On le sous-estime souvent, mais le voyage d'affaires est un secteur de poids. Selon Joël Gangnery, créateur du Market Place du voyage d'affaires (lire l'encadré), l'ensemble des sommes dépensées par les entreprises françaises pour les déplacements professionnels serait de 20 milliards d'euros, dont la moitié environ pour les seuls voyages d'affaires individuels.
Les grands comptes sous-traitent l'organisation de leurs déplacements professionnels à des groupes comme Carlson Wagonlits ou American Express. Les petites et moyennes structures utilisent plutôt les services d'agences de voyages indépendantes, ou se débrouillent seules pour gérer les déplacements du chef d'entreprise ou des cadres supérieurs.
«Les grands comptes ont réduit leurs dépenses de 50% environ et les PME de 20%. Le budget moyen d'un déplacement professionnel était de 800 euros avant la crise, il est aujourd'hui de 200 à 300 euros», déclare Richard Vainopoulos, président de Tourcom, deuxième réseau d'agences de voyages indépendantes derrière Afat Selectours. De son côté, Joël Gangnery estime la baisse du marché à 20%. De mauvais résultats qu'il convient de tempérer: ils concernent le chiffre d'affaires et non la marge, qui n'aurait diminué que de 3 à 5 %, selon le président de Tourcom.
La crise a eu des effets directs sur les destinations des voyages d'affaires individuels. Les entreprises ont privilégié le territoire français ou sont passées à la visioconférence. À l'étranger, seules les destinations assez proches comme les pays du Maghreb (Maroc, Tunisie) ou l'Europe de l'Est ont tiré leur épingle du jeu.
Descente en gamme
En matière de déplacements aériens, les billets de première classe font désormais partie du passé. Quant à la classe Affaires, vache à lait des compagnies aériennes, elle est aujourd'hui à géométrie variable, avec l'apparition de différents niveaux de prestations. Le développement d'Internet dans l'achat de billets de train ou d'avion a également modifié les pratiques : n'importe quelle PME peut acheter ses billets en direct.

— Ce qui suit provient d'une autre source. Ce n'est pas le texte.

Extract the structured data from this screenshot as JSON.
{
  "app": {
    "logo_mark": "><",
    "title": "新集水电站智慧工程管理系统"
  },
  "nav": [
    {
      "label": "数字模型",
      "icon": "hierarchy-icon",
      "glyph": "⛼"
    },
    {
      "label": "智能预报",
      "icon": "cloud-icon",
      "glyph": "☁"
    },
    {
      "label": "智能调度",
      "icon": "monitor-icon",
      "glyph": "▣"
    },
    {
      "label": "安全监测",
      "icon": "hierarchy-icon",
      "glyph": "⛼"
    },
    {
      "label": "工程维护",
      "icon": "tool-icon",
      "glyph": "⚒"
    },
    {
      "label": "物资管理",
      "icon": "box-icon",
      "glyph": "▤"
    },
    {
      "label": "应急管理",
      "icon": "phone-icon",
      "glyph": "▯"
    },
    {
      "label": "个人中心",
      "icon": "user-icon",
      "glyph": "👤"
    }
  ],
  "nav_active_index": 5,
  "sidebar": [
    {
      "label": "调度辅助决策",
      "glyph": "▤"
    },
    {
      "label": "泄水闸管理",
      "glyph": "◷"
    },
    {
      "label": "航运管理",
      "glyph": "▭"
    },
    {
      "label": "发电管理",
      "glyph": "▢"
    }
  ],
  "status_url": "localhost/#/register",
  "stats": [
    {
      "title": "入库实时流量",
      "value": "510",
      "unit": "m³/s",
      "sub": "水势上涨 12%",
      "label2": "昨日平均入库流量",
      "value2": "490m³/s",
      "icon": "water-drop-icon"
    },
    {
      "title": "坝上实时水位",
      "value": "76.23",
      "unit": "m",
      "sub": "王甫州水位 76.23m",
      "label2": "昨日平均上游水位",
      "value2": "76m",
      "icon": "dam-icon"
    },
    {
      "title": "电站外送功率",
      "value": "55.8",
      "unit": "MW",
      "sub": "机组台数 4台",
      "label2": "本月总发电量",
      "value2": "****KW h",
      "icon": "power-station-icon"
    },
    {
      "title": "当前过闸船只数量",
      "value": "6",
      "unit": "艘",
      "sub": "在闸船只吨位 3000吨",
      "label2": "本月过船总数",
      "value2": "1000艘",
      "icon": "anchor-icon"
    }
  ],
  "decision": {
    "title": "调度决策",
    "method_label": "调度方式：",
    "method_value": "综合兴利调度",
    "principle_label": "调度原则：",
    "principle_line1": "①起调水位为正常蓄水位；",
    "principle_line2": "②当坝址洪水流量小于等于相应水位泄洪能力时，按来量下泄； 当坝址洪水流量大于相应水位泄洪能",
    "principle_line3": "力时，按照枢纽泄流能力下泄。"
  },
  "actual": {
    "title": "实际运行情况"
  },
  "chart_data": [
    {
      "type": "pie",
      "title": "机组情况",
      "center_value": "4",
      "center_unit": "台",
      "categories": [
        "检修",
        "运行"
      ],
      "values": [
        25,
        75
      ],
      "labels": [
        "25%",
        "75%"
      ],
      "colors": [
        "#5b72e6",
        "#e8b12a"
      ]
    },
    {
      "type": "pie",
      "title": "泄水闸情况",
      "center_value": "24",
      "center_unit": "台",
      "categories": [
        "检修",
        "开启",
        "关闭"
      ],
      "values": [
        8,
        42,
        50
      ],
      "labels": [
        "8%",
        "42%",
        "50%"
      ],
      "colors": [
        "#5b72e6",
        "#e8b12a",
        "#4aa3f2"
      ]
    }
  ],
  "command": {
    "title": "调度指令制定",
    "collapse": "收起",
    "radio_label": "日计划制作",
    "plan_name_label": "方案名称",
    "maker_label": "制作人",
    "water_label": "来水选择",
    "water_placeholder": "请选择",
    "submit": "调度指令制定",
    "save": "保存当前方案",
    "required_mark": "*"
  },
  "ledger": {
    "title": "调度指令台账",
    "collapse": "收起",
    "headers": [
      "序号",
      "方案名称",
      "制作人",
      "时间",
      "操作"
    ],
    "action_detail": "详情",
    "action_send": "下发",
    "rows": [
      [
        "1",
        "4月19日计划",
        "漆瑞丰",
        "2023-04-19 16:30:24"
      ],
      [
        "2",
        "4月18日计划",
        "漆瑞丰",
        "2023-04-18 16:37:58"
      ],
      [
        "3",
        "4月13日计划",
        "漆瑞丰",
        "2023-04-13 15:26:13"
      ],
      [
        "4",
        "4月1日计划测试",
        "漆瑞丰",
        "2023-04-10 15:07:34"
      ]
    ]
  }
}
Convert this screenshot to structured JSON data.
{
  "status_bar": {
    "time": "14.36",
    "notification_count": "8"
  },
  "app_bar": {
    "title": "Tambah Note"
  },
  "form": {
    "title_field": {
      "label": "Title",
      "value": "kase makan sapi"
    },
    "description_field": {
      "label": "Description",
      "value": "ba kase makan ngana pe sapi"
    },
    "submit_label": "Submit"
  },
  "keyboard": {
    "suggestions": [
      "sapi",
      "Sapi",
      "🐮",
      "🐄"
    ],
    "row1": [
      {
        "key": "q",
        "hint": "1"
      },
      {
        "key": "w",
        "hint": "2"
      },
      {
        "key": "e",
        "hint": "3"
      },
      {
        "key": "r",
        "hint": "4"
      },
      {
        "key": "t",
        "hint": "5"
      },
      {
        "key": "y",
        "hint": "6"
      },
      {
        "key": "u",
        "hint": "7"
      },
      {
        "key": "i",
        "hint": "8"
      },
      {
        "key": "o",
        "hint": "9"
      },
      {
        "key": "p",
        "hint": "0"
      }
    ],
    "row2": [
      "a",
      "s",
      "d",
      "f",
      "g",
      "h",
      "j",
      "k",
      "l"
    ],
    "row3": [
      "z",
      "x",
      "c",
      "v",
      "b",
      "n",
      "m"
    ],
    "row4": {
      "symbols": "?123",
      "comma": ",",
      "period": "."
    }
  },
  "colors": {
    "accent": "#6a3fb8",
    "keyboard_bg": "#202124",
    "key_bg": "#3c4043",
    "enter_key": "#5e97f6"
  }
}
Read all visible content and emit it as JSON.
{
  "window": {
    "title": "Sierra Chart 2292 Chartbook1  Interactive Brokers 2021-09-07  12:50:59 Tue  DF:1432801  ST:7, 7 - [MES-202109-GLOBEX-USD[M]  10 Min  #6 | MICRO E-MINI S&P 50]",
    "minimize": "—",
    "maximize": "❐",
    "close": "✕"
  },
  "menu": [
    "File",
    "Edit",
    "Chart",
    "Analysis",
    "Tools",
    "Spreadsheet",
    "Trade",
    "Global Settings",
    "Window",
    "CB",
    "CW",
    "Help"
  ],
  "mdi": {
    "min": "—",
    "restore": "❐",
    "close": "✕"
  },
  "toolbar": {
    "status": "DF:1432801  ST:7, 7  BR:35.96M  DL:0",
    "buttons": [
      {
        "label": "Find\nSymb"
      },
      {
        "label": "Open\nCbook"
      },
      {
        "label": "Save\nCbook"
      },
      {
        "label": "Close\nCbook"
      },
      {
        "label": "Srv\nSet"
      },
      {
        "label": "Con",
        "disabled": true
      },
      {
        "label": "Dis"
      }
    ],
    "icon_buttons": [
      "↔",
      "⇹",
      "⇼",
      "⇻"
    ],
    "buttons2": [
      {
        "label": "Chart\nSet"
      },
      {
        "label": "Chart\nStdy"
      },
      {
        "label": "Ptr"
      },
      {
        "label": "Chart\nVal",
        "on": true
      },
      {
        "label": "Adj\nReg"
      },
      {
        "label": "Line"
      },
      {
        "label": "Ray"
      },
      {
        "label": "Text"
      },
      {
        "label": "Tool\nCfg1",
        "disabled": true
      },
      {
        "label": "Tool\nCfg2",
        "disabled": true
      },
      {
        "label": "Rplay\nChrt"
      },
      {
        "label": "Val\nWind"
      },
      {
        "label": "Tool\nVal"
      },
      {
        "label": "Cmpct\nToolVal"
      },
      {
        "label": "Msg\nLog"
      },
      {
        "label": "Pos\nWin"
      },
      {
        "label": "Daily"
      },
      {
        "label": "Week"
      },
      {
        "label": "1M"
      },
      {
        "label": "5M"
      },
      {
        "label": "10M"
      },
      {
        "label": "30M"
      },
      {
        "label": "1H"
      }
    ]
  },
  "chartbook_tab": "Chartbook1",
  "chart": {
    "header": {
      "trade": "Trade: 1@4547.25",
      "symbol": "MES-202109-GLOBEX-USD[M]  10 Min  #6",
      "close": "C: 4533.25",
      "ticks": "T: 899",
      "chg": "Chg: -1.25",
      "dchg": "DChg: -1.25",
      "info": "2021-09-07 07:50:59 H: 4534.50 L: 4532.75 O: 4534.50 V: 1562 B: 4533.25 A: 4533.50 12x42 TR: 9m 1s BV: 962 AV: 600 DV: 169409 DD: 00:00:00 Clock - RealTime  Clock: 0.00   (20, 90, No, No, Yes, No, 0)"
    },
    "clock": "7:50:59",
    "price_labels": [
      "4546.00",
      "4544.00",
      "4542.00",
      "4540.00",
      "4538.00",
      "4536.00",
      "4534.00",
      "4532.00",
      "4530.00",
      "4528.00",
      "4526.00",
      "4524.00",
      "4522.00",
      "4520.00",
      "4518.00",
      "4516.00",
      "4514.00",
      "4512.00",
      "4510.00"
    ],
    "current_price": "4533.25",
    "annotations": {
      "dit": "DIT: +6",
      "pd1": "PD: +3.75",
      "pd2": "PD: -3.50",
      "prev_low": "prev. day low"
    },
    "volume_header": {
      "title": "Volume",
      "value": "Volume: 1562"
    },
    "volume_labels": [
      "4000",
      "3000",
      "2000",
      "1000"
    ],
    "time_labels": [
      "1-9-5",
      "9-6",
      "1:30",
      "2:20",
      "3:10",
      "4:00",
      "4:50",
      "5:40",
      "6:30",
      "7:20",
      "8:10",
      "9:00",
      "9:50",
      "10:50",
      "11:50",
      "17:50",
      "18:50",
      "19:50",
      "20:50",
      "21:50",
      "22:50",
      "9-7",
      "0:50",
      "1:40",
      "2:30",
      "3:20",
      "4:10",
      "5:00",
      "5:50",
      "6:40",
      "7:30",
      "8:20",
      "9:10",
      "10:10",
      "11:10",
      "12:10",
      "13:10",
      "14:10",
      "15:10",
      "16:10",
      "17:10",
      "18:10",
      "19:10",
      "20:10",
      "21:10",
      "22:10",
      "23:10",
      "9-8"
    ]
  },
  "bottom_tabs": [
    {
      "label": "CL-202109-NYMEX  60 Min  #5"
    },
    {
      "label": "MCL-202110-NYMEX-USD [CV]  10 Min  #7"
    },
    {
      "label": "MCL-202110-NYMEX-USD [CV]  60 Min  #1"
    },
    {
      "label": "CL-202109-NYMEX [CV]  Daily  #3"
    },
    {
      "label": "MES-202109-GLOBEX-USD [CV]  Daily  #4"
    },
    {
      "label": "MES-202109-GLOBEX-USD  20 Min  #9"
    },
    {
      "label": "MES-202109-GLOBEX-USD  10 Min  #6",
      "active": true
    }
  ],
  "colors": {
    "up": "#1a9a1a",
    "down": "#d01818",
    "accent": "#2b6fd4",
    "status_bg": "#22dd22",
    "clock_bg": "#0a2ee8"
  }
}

Du côté de l'hébergement, les catégories de chambres sont descendues en cascade. «La clientèle des trois-étoiles s'est répartie sur les deux-étoiles, les cinq et quatre vers les trois-étoiles. C'est le haut de gamme, hors palaces, qui a le plus souffert», estime Joël Gangnery.
Un autre phénomène existe: ce que Richard Vainopoulos appelle «la hiérarchie à la japonaise». Au Japon, dans un même immeuble, chaque étage est équipé de son restaurant, de son bar ou de son hôtel réservé à une certaine catégorie de salariés: patrons, cadres supérieurs, cadres intermédiaires, etc.
«De plus en plus de chaînes européennes adoptent ce système, avec des étages business équipés d'un bar et d'un restaurant réservés aux hommes affaires», détaille Richard Vainopoulos. C'est le cas du Hilton de Lyon ou de l'Intercontinental de Paris.
Enfin, l'achat de déplacements d'affaires s'est professionnalisé avec l'arrivée de systèmes informatiques spécialisés. «Avant, on réservait les billets et on validait ensuite. Maintenant, on anticipe grâce à des logiciels qui autorisent une validation automatique ou contrôlée par l'encadrement. Cela permet d'obtenir de meilleures conditions d'achat», décrit Joël Gangnery. Des sociétés comme Amadeus, Traveldoo ou American Express proposent ce genre de logiciels qui, avec Internet, sont en train de faire entrer le voyage d'affaires dans l'ère de la rigueur.
Une place de marché pour tous
Réunir sur un même lieu l'ensemble des prestataires du secteur, c'est l'objectif du premier Market Place du voyage d'affaires, qui aura lieu les 31 mars et 1er avril au parc des Expositions, porte de Versailles à Paris. Cet événement, qui devrait rassembler une centaine de fournisseurs et attirer 4000 visiteurs, ne concerne pas uniquement les grands comptes, il vise aussi les PME ou PMI et les collectivités locales. Son créateur, Joël Gangnery, connaît bien le tourisme d'affaires, puisqu'il a été directeur marketing et ventes d'American Express, et directeur du pôle hôtellerie, tourisme et loisirs de Reed Expositions France pendant treize ans. À ce titre, il a géré le salon Top Resa. Il mise aujourd'hui sur une reprise rapide du tourisme d'affaires.